One thing that doesn’t surprise me is the power of a small thing underwritten in empathy.
Any of us may discount what we can do in alleviating someone’s pain. But when we’re on the other side, plunged deep into the abyss, we know just how important and profound a simple, kind gesture is.
Sometimes it’s a word, and it can literally be one word, usually with a tone denoting the sincerest care. Actually, I know from experience, it’s almost the least amount said that has the most supportive impact. It’s an opportunity to be present in the listening, and the more we resist saying anything, the more someone will FEEL cared for.
There’s almost nothing a smile cannot accomplish in a tense situation.

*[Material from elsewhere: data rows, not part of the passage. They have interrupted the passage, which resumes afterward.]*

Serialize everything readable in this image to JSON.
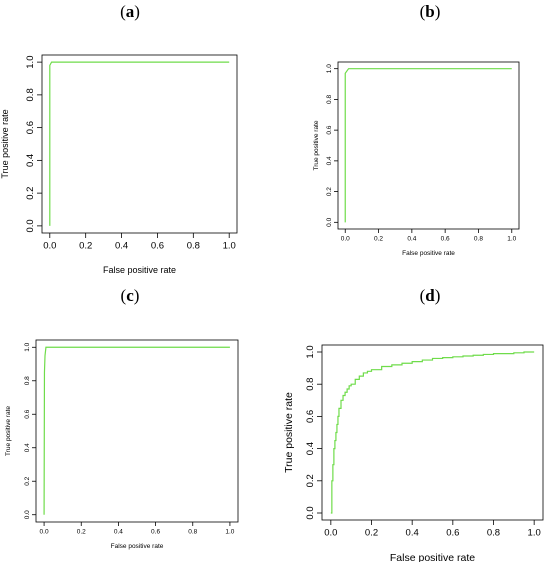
{
  "line_color": "#6fdc4a",
  "chart_data": [
    {
      "panel": "a",
      "type": "line",
      "xlabel": "False positive rate",
      "ylabel": "True positive rate",
      "xlim": [
        0,
        1
      ],
      "ylim": [
        0,
        1
      ],
      "xticks": [
        "0.0",
        "0.2",
        "0.4",
        "0.6",
        "0.8",
        "1.0"
      ],
      "yticks": [
        "0.0",
        "0.2",
        "0.4",
        "0.6",
        "0.8",
        "1.0"
      ],
      "grid": false,
      "series": [
        {
          "x": [
            0,
            0,
            0.01,
            1
          ],
          "y": [
            0,
            0.98,
            1,
            1
          ]
        }
      ]
    },
    {
      "panel": "b",
      "type": "line",
      "xlabel": "False positive rate",
      "ylabel": "True positive rate",
      "xlim": [
        0,
        1
      ],
      "ylim": [
        0,
        1
      ],
      "xticks": [
        "0.0",
        "0.2",
        "0.4",
        "0.6",
        "0.8",
        "1.0"
      ],
      "yticks": [
        "0.0",
        "0.2",
        "0.4",
        "0.6",
        "0.8",
        "1.0"
      ],
      "grid": false,
      "series": [
        {
          "x": [
            0,
            0,
            0.02,
            1
          ],
          "y": [
            0,
            0.97,
            1,
            1
          ]
        }
      ]
    },
    {
      "panel": "c",
      "type": "line",
      "xlabel": "False positive rate",
      "ylabel": "True positive rate",
      "xlim": [
        0,
        1
      ],
      "ylim": [
        0,
        1
      ],
      "xticks": [
        "0.0",
        "0.2",
        "0.4",
        "0.6",
        "0.8",
        "1.0"
      ],
      "yticks": [
        "0.0",
        "0.2",
        "0.4",
        "0.6",
        "0.8",
        "1.0"
      ],
      "grid": false,
      "series": [
        {
          "x": [
            0,
            0.002,
            0.005,
            0.01,
            1
          ],
          "y": [
            0,
            0.85,
            0.95,
            1,
            1
          ]
        }
      ]
    },
    {
      "panel": "d",
      "type": "line",
      "xlabel": "False positive rate",
      "ylabel": "True positive rate",
      "xlim": [
        0,
        1
      ],
      "ylim": [
        0,
        1
      ],
      "xticks": [
        "0.0",
        "0.2",
        "0.4",
        "0.6",
        "0.8",
        "1.0"
      ],
      "yticks": [
        "0.0",
        "0.2",
        "0.4",
        "0.6",
        "0.8",
        "1.0"
      ],
      "grid": false,
      "series": [
        {
          "x": [
            0,
            0.005,
            0.01,
            0.015,
            0.02,
            0.025,
            0.03,
            0.035,
            0.04,
            0.05,
            0.06,
            0.07,
            0.08,
            0.09,
            0.1,
            0.12,
            0.14,
            0.16,
            0.18,
            0.2,
            0.25,
            0.3,
            0.35,
            0.4,
            0.45,
            0.5,
            0.55,
            0.6,
            0.65,
            0.7,
            0.75,
            0.8,
            0.85,
            0.9,
            0.95,
            1.0
          ],
          "y": [
            0,
            0.2,
            0.3,
            0.4,
            0.45,
            0.5,
            0.55,
            0.6,
            0.65,
            0.7,
            0.73,
            0.75,
            0.77,
            0.79,
            0.8,
            0.83,
            0.85,
            0.87,
            0.88,
            0.89,
            0.91,
            0.92,
            0.93,
            0.94,
            0.95,
            0.96,
            0.965,
            0.97,
            0.975,
            0.98,
            0.985,
            0.99,
            0.99,
            0.995,
            1.0,
            1.0
          ]
        }
      ]
    }
  ]
}
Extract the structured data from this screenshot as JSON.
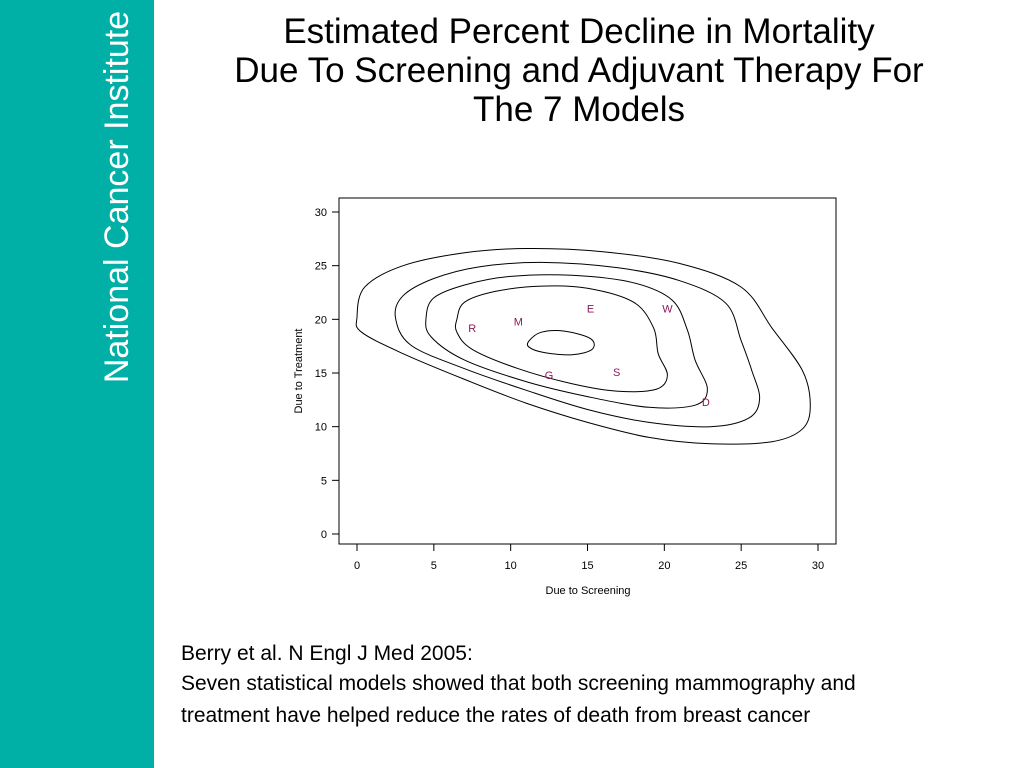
{
  "sidebar": {
    "text": "National Cancer Institute",
    "color": "#00b0a6"
  },
  "slide": {
    "title_lines": [
      "Estimated Percent Decline in Mortality",
      "Due To Screening and Adjuvant Therapy For",
      "The 7 Models"
    ],
    "caption_lines": [
      "Berry et al. N Engl J Med 2005:",
      "Seven statistical models showed that both screening mammography and",
      "treatment have helped reduce the rates of death from breast cancer"
    ]
  },
  "chart_data": {
    "type": "scatter",
    "xlabel": "Due to Screening",
    "ylabel": "Due to Treatment",
    "xlim": [
      0,
      30
    ],
    "ylim": [
      0,
      30
    ],
    "xticks": [
      0,
      5,
      10,
      15,
      20,
      25,
      30
    ],
    "yticks": [
      0,
      5,
      10,
      15,
      20,
      25,
      30
    ],
    "grid": false,
    "point_color": "#8b1a5a",
    "points": [
      {
        "label": "R",
        "x": 7.5,
        "y": 19.2
      },
      {
        "label": "M",
        "x": 10.5,
        "y": 19.8
      },
      {
        "label": "E",
        "x": 15.2,
        "y": 21.0
      },
      {
        "label": "W",
        "x": 20.2,
        "y": 21.0
      },
      {
        "label": "G",
        "x": 12.5,
        "y": 14.8
      },
      {
        "label": "S",
        "x": 16.9,
        "y": 15.1
      },
      {
        "label": "D",
        "x": 22.7,
        "y": 12.3
      }
    ],
    "contours": [
      [
        [
          0.0,
          20.2
        ],
        [
          0.5,
          23.0
        ],
        [
          3,
          25.0
        ],
        [
          7,
          26.2
        ],
        [
          11,
          26.6
        ],
        [
          16,
          26.3
        ],
        [
          21,
          25.2
        ],
        [
          25,
          23.0
        ],
        [
          27,
          19.2
        ],
        [
          29,
          15.2
        ],
        [
          29.5,
          12.0
        ],
        [
          29,
          9.8
        ],
        [
          27,
          8.6
        ],
        [
          23,
          8.4
        ],
        [
          19,
          9.0
        ],
        [
          15,
          10.4
        ],
        [
          11,
          12.2
        ],
        [
          7,
          14.4
        ],
        [
          3,
          16.8
        ],
        [
          0.3,
          18.8
        ],
        [
          0.0,
          20.2
        ]
      ],
      [
        [
          2.5,
          20.2
        ],
        [
          3,
          22.2
        ],
        [
          5,
          23.8
        ],
        [
          8,
          24.9
        ],
        [
          12,
          25.3
        ],
        [
          17,
          24.8
        ],
        [
          21,
          23.6
        ],
        [
          24,
          21.5
        ],
        [
          25,
          18.0
        ],
        [
          25.7,
          15.2
        ],
        [
          26.2,
          12.6
        ],
        [
          25.5,
          10.8
        ],
        [
          23,
          10.0
        ],
        [
          19,
          10.4
        ],
        [
          15,
          11.6
        ],
        [
          11,
          13.4
        ],
        [
          7,
          15.4
        ],
        [
          3.5,
          17.6
        ],
        [
          2.5,
          20.2
        ]
      ],
      [
        [
          4.5,
          20.2
        ],
        [
          5,
          22.0
        ],
        [
          7,
          23.2
        ],
        [
          10,
          24.0
        ],
        [
          14,
          24.1
        ],
        [
          18,
          23.4
        ],
        [
          20.5,
          21.8
        ],
        [
          21.5,
          19.0
        ],
        [
          22,
          16.2
        ],
        [
          22.8,
          13.5
        ],
        [
          22,
          12.0
        ],
        [
          19,
          11.8
        ],
        [
          15,
          12.8
        ],
        [
          11,
          14.2
        ],
        [
          7,
          16.2
        ],
        [
          4.8,
          18.4
        ],
        [
          4.5,
          20.2
        ]
      ],
      [
        [
          6.5,
          20.0
        ],
        [
          7,
          21.6
        ],
        [
          9,
          22.6
        ],
        [
          12,
          23.1
        ],
        [
          15,
          22.9
        ],
        [
          18,
          21.6
        ],
        [
          19.3,
          19.2
        ],
        [
          19.6,
          16.8
        ],
        [
          20.2,
          14.8
        ],
        [
          19.5,
          13.5
        ],
        [
          17,
          13.3
        ],
        [
          14,
          14.0
        ],
        [
          10.5,
          15.4
        ],
        [
          7.5,
          17.2
        ],
        [
          6.5,
          18.8
        ],
        [
          6.5,
          20.0
        ]
      ],
      [
        [
          11.2,
          18.0
        ],
        [
          12,
          18.8
        ],
        [
          13.5,
          18.9
        ],
        [
          15.2,
          18.2
        ],
        [
          15.3,
          17.2
        ],
        [
          14,
          16.7
        ],
        [
          12.2,
          16.9
        ],
        [
          11.2,
          17.4
        ],
        [
          11.2,
          18.0
        ]
      ]
    ]
  }
}
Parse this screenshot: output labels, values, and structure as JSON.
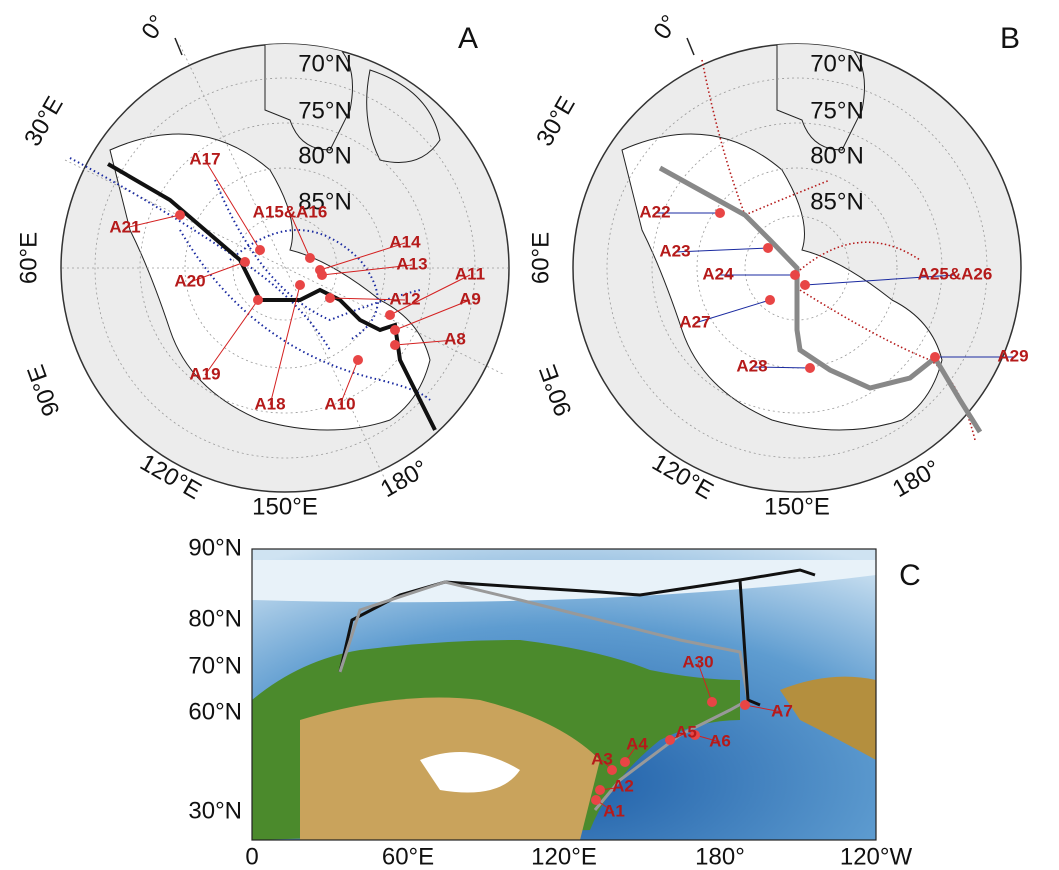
{
  "panels": [
    {
      "letter": "A",
      "lat_labels": [
        "70°N",
        "75°N",
        "80°N",
        "85°N"
      ],
      "lon_labels": [
        "0°",
        "30°E",
        "60°E",
        "90°E",
        "120°E",
        "150°E",
        "180°"
      ],
      "sites": [
        "A21",
        "A17",
        "A15&A16",
        "A14",
        "A13",
        "A12",
        "A11",
        "A9",
        "A8",
        "A20",
        "A19",
        "A18",
        "A10"
      ]
    },
    {
      "letter": "B",
      "lat_labels": [
        "70°N",
        "75°N",
        "80°N",
        "85°N"
      ],
      "lon_labels": [
        "0°",
        "30°E",
        "60°E",
        "90°E",
        "120°E",
        "150°E",
        "180°"
      ],
      "sites": [
        "A22",
        "A23",
        "A24",
        "A25&A26",
        "A27",
        "A28",
        "A29"
      ]
    },
    {
      "letter": "C",
      "y_labels": [
        "90°N",
        "80°N",
        "70°N",
        "60°N",
        "30°N"
      ],
      "x_labels": [
        "0",
        "60°E",
        "120°E",
        "180°",
        "120°W"
      ],
      "sites": [
        "A30",
        "A7",
        "A6",
        "A5",
        "A4",
        "A3",
        "A2",
        "A1"
      ]
    }
  ]
}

I recall being at a state league basketball game and pacifying a heated exchange between one of our fans and one of the other team’s officials. All I did was get between them, smile, and affirm them both! That’s it. Within seconds I could feel both responding to the calm I endeavoured to bring.
Smiles work in shopping centres, in queues, on the road, and elsewhere, so long as our heart is smiling. And that’s the secret. It’s kindness that offers a smile when everyone’s frowning. A smiler knows they can bring peace even in angry and violent situations provided they’re prayerfully kind.
If you notice the snippets of text messages and emails in the image, you’ll see that these are all normal, albeit there is desperation in some of them. These are all parts of messages that I possess. I didn’t even have to look far.
If you think about the sorts of messages you receive or send, you may agree. Desperation is part of our human condition. We have the opportunity to harmonise the threatening moods of desperation to make a place of safety both for ourselves and the others we care about.
Hugging is something that is also underrated—at least for those who feel safe being hugged, and for those who feel comfortable giving hugs. Long lingering hugs punctuated with purity are completely non-sexual and affirm our deepest needs for acceptance and belonging.
Can you imagine how powerful an interaction of listening and appropriate (for the person being cared for) physical presence is? So simple and profound. The less we do, the more impact we have, if we truly care. Somehow God does all the work.
There are people we know—not least ourselves at times—every single day who could do with an encouraging word, a listening ear, a smile, a hug.
The more we pray for opportunities to do these things, the more we’ll notice situations needing our help, and the more God will have people pick us out. It is an enormous privilege to be trusted enough to help.
I can tell you now, I’ve faced such desperate situations emotionally and spiritually that God has shown me how common and how brutal desperate situations are. Help is desperately needed.